Data from Komodo and others have begun to shine light on the gaps in care created by an epidemic that has infected close 1 million people in the United States, and could have a lasting impact on the U.S. healthcare system beyond COVID-19.
“There are millions of patients that have deferred care. And a lot of these patients are chronically ill patients with all kinds of complications,” said David Linetsky, head of life sciences at Phreesia, a New York-based patient intake technology company. “There are going to be tremendous health repercussions.”
Linetsky co-authored an analysis with researchers at Harvard University released last week that found outpatient office visits fell nearly 60% in mid-March and remained low through mid-April.
Dr. David Tom Cooke, head of general thoracic surgery at UC-Davis Health, said his cancer patients are getting treatment. But he worries new cancers will go undetected until they are more advanced and less survivable.
“We’re not doing cancer screenings, such as mammography for breast cancer, and lung cancer screening,” he said. “There is concern that we are delaying standard of care treatment for patients with potentially curable cancers.”
The growing backlog has created new challenges for hospitals, physicians and clinics. Some practices estimate a four- to six-month delay for each month of lockdown that prevents routine visits and screening.
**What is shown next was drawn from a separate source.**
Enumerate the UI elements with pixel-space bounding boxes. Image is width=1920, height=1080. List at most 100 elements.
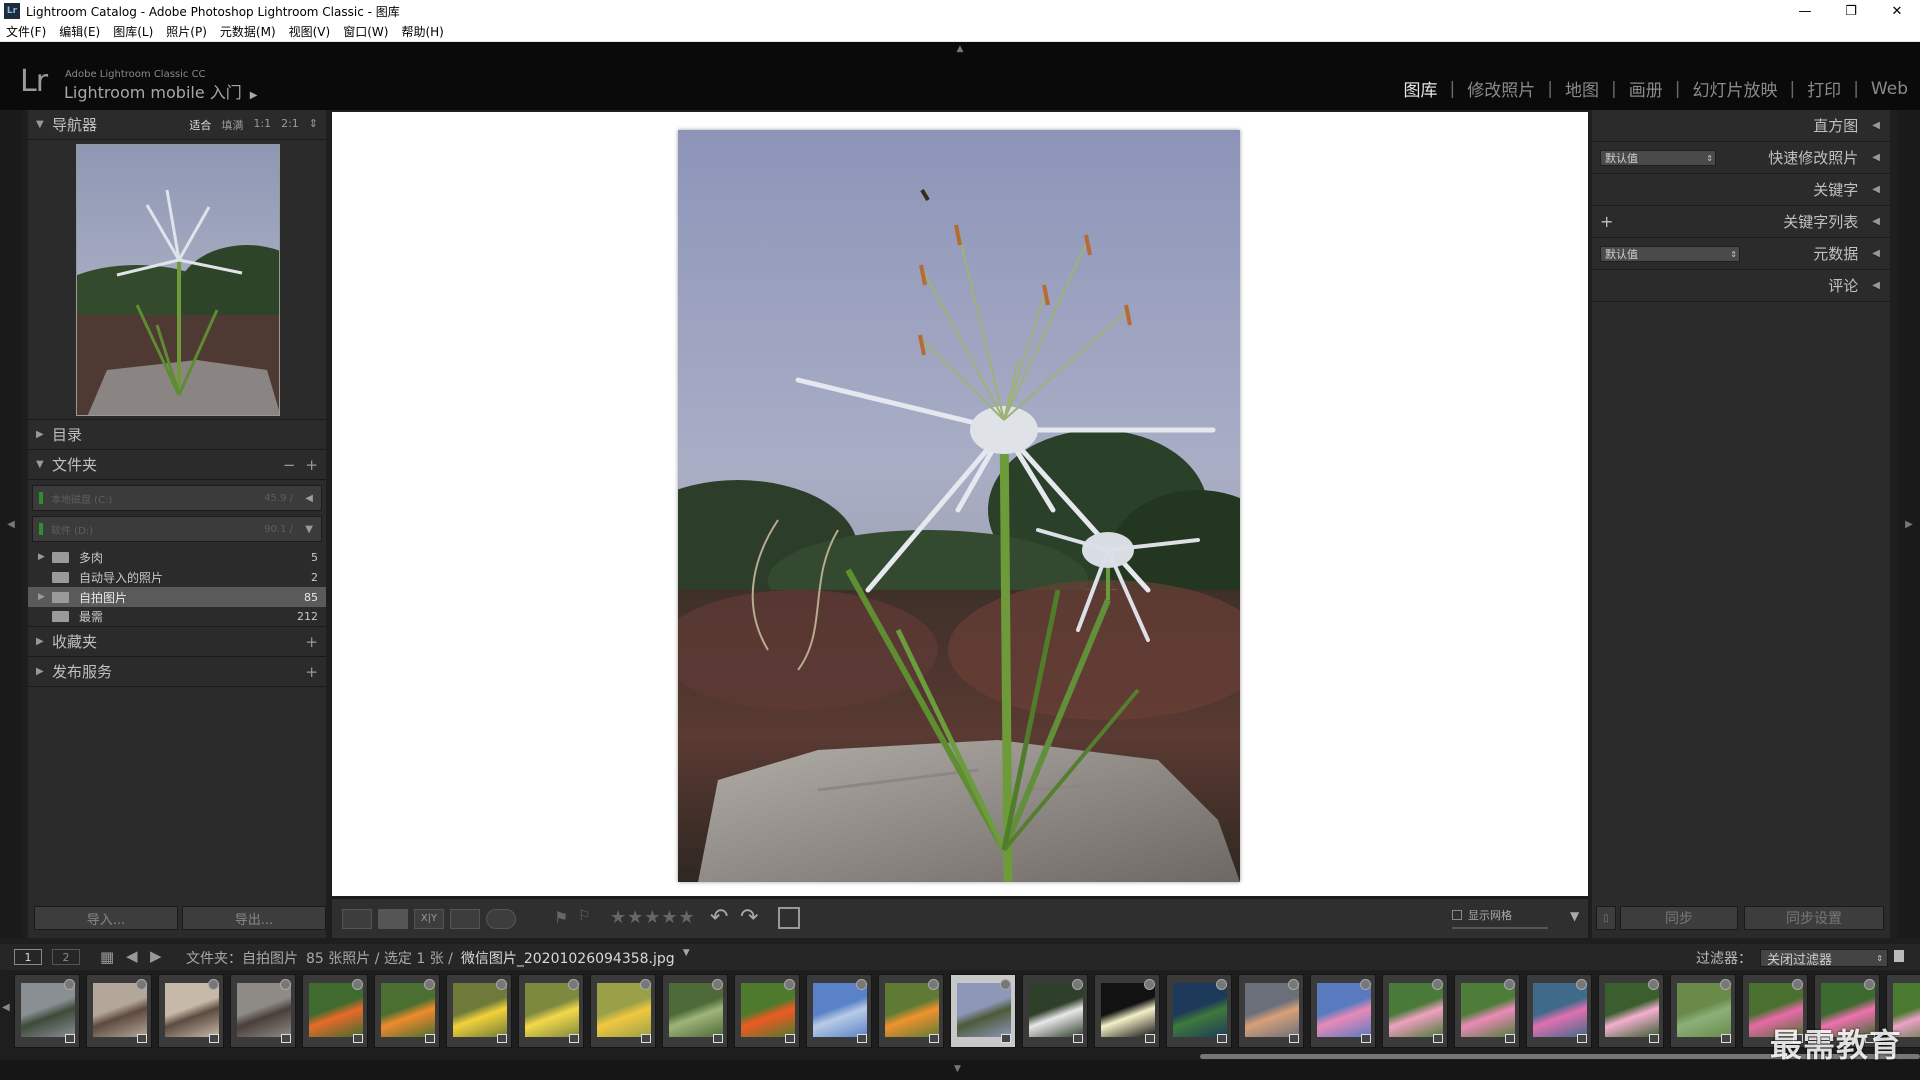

Business is down 75% at Family Medicine Associates in Attleboro, Massachusetts, a typically bustling practice with more than 10,000 patients.
Last week, the practice closed one of two offices and furloughed half the staff. They hope to re-open in June or sooner, if they get a Small Business Administration loan, said Dr. Jennifer Souza, one of the eight physicians there.
The practice had initially limited appointments so no more than two patients sat in the waiting room at a time. More recently, patients have stayed away on their own, fearing they might contract the virus. Physicians, too, worry about putting their sicker patients at risk by scheduling office visits.
On Monday, Souza visited the home of a legally blind patient with diabetes who had fallen, likely from worsening neuropathy, she said. Normally, the patient would have taken a dial-a-ride service for an exam and A1c test. “But his risk for complications is so high that I would be nervous for him to get that extra exposure,” she said.
Diagnostic screenings may not be as lucrative for hospitals and physicians as elective procedures, like knee replacements and cataract surgeries, but they play a crucial role in detecting problems that can lead to more expansive care, said Mallory Caldwell, principal at Ernest & Young.
The sheer volume of routine office visits and diagnostic exams also sustains many medical practices, especially in low-income communities and rural areas that were already struggling before the outbreak. Last year, 19 rural hospitals shuttered, the highest spike of closures in a decade.
If patients continue to stay away, healthcare policy experts worry these hospitals and clinics may not have the financial cushion to survive.
“If those practices shut down,” said Ateev Mehrotra, healthcare policy associate professor at Harvard Medical School, “then the access problems that already exist in those communities, and the disparity in care, could be exacerbated.”